G&A vs. Other OPEX Components

It’s important to distinguish G&A from other types of operating expenses:

  • Cost of Goods Sold (COGS): Direct costs of producing goods or services (not part of OPEX).
  • Selling Expenses: Costs directly related to sales activities (part of OPEX).
  • Research and Development (R&D): Costs for innovation and product development (part of OPEX for some companies).

G&A is the catch-all for operating expenses that don’t fit neatly into these other categories.
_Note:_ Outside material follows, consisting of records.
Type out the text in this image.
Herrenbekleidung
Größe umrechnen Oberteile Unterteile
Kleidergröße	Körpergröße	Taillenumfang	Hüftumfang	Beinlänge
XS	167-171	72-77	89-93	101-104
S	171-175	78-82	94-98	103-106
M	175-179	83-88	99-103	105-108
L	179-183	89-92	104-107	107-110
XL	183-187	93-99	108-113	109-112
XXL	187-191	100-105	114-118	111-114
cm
Understanding G&A is essential for analyzing a company’s financial health and operational efficiency. By managing G&A effectively, businesses can optimize their costs and improve profitability while ensuring they have the resources to operate smoothly. 🚀

G&A Expenses FAQ

What does G&A stand for?

G&A stands for General and Administrative expenses — the overhead costs of running a company that aren’t tied to producing or selling a specific product. Examples include rent, executive salaries, legal and accounting fees, insurance, and office costs.

What is the difference between G&A and SG&A?

SG&A (Selling, General & Administrative) is the broader line item that combines selling expenses with G&A. G&A is the “general and administrative” portion only — the overhead left after you separate out direct selling costs. On most income statements they’re reported together as SG&A.

Is G&A part of OPEX?

Yes. G&A is always a component of operating expenses (OPEX), alongside selling expenses and, for some companies, R&D and depreciation. It is subtracted from gross profit to arrive at operating income.

What is a good G&A as a percentage of revenue?

It depends on the industry: tech startups often run 15–20%, large retailers 5–10%, and manufacturers 2–5%. Lower isn’t always better — too little G&A can signal underinvestment in compliance, IT, or finance.